19 Août 2018
Guerre d'Algérie : des mesures pour les harkis bientôt dévoilées
Emmanuel Macron embrasse une femme vêtue d'un bonnet phrygien portant l'inscription Harki, le 8 mai dernier sur les Champs-Elysées à Paris. (Gilles Bassignac/Divergence)
Le quinquennat Macron pourrait être celui de la reconnaissance par le Parlement français du sort des harkis après la guerre d'Algérie. Le chef de l'État doit ouvrir ce dossier éruptif dans les prochaines semaines, alors qu'un rapport remis en juillet à Geneviève Darrieussecq, secrétaire d'État auprès de la ministre des Armées, préconise le vote d'une résolution parlementaire en ce sens. "Je pense que ça peut être un axe intéressant à proposer", avance l'ancienne maire de Mont-de-Marsan, qui soumettra le sujet à la rentrée à Emmanuel Macron et au Premier ministre, Édouard Philippe. "Rien n'est fait, les choses seront décidées en septembre", précise prudemment la secrétaire d'État.
Elle souhaite dévoiler une série d'annonces le 25 septembre, pour la journée nationale d'hommage aux harkis, ces supplétifs algériens de l'armée française pendant le conflit de 1954-1962.
Parmi la cinquantaine de propositions, le rapport recommande de rendre obligatoire l'enseignement de la guerre d'Algérie au collège et au lycée, aujourd'hui optionnel sauf en première générale. Cela "fait partie des moments difficiles de son pays qu'il faut connaître", estime Geneviève Darrieussecq. Qui ajoute : "Ça ne dépend pas que de moi, c'est à travailler avec le ministre de l'Éducation nationale", Jean-Michel Blanquer. Elle doit aussi se pencher sur l'éventuelle création d'un "fonds de réparation et de solidarité" en faveur de cette communauté.
Une résolution parlementaire plutôt qu'une loi
Pour l'heure, elle marche sur des œufs. Parce que les arbitrages n'ont pas encore été rendus, mais aussi parce que le sujet est sensible. La communauté harkie réclame de longue date la reconnaissance de son histoire. Après la signature en 1962 des accords d'Évian qui ont mis fin au conflit, entre 55.000 et 75.000 harkis, selon les historiens, ont été abandonnés de l'autre côté de la Méditerranée, victimes de sanglantes représailles de la part des nationalistes, qui les considéraient comme des traîtres.

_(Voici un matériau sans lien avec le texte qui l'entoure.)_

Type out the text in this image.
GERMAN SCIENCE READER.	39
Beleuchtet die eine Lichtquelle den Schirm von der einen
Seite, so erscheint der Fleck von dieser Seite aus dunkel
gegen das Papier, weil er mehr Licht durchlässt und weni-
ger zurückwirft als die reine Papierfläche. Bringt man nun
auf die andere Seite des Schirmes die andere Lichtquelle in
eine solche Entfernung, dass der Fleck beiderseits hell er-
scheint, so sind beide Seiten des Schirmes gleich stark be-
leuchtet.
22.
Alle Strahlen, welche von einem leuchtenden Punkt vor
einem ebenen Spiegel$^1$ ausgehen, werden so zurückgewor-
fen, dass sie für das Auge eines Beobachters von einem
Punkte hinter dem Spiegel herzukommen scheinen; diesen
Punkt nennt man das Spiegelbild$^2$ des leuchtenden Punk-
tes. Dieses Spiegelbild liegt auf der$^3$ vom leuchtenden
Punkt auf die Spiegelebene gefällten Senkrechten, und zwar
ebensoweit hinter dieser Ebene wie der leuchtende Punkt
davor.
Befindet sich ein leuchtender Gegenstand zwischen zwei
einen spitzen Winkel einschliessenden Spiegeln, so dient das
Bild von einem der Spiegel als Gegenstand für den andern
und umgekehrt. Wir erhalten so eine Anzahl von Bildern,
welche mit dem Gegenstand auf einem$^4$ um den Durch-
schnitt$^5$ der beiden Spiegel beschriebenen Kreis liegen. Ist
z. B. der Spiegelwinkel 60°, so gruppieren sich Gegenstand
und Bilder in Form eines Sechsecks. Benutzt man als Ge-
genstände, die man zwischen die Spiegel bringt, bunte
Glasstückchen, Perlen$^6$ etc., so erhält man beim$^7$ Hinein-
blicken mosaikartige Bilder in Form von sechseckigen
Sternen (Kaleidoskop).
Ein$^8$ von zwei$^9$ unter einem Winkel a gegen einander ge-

Ceux qui ont été rapatriés avec leur famille sur le sol français – 90.000 personnes – ont été accueillis dans des conditions précaires, sans perspective d'intégration. Ces faits, et la responsabilité des gouvernements français, ont déjà été reconnus par les anciens présidents Nicolas Sarkozy et François Hollande.
Au tour d'Emmanuel Macron de s'emparer du sujet. "C'est un dossier qui lui tient à cœur, comme au gouvernement", assure Geneviève Darrieussecq Macron a déjà été confronté à la plaie non cicatrisée de la guerre d'Algérie pendant la campagne présidentielle. En visite à Alger en février 2017, le candidat avait qualifié la colonisation de "crime contre l'humanité", déclenchant une violente polémique. Il s'était attiré les foudres de ses adversaires, dont Gérald Darmanin, à l'époque toujours membre des Républicains, devenu depuis son ministre de l'Action et des Comptes publics. "Honte à Emmanuel Macron qui insulte la France à l'étranger", avait tweeté le petit-fils de harki.
Les auteurs du rapport suggèrent la voie d'une résolution parlementaire – un texte débattu et voté par l'Assemblée et le Sénat, mais qui n'a pas valeur de loi. Les harkis, eux, demandent une "loi de reconnaissance". "Elle nous est refusée pour ne pas envenimer les relations diplomatiques entre l'Algérie et la France", avait accusé en juin l'un des représentants du Comité National de Liaison des Harkis (CNLH) au sein du groupe de travail sur le sujet, Mohamed Badi. "La loi ne saurait […] restreindre la liberté d'expression et de recherche des historiens", plaide le rapport.
Les associations ont aussi critiqué le montant de 40 millions d'euros sur quatre ans que compte proposer Darrieussecq au chef de l'État pour le "fonds de réparation et de solidarité", quand les harkis et leurs descendants réclament entre 4 et 35 milliards d'euros. "C'est un soutien pour ceux qui sont le plus en difficulté, cela peut paraître suffisant", estime la secrétaire d'État, qui se dit toutefois prête à "l'ajuster dans un deuxième temps". Prudence, toujours.